I moved on to a bedroom that didn’t have a bed but did include the coziest vanity-meets-workspace area complete with an oak desk, a red scalloped mirror, and a rust-colored velvet pouf. What else would be in the room? Perhaps an armchair upholstered in striped camel mohair, a framed Cocteau print, and a Love Handles vase by Anissa Kermiche. I pictured shades of dusty rose, caramel, and cherry red, along with more sweeping water vistas and crackling hearths.

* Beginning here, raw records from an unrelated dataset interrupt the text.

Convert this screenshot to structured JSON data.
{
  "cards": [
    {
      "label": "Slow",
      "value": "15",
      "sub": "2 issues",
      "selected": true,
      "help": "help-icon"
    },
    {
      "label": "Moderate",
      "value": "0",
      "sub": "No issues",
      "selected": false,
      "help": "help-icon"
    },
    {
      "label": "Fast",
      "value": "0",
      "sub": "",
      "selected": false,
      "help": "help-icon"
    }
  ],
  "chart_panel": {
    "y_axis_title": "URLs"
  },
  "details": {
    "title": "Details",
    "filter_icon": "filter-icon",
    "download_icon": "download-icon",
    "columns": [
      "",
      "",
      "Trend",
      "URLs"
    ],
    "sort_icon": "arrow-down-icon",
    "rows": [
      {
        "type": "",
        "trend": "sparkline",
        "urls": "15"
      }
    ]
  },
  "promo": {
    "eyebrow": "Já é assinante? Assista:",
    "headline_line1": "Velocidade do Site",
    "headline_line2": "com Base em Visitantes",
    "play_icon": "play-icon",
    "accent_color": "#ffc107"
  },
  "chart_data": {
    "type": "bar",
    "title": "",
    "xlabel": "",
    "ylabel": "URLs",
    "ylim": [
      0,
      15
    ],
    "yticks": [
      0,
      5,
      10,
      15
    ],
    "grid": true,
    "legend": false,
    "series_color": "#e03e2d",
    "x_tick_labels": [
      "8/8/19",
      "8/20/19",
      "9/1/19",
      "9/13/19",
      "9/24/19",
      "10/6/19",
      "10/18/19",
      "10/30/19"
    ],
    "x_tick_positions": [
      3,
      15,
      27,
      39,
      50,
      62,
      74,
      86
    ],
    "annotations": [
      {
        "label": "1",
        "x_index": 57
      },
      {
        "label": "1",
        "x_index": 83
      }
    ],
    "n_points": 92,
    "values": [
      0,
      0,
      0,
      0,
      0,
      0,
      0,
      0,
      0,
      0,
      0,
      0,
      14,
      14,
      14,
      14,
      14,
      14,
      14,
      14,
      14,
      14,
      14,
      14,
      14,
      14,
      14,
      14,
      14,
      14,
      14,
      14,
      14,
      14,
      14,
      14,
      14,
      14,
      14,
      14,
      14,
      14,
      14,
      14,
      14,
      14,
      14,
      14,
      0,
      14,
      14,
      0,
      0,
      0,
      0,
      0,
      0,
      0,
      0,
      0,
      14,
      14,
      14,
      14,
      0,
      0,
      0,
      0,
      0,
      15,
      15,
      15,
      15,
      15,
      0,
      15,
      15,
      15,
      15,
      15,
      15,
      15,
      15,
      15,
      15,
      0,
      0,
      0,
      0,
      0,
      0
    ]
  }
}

My latest creation is a window-lined dining room with a jazzy banquette in Christopher Farr’s fuchsia Chubby Check fabric, inspired by a Los Angeles kitchen by designer Frances Merrill. There would be forest-hued leather-wrapped chairs from BDDW, terracotta lamps, plaster chandeliers topped with tiny wicker shades, a tall olive tree in a corner, a quirky Beata Heuman frilly pillow casually thrown on a chair, and blush rattan sconces. The hot pink and forest green palette would be the perfect punchy counterpart to the imaginary antique herringbone brick floor.
The best part: This make-believe house had no budget constraints whatsoever. While the real deal may still be months (or even years) away—and would probably be a whole lot more modest—the pure joy of putting together this fictional weekend retreat was just what I needed to tide me over into the third month of lockdown. A mini escape, without ever leaving home.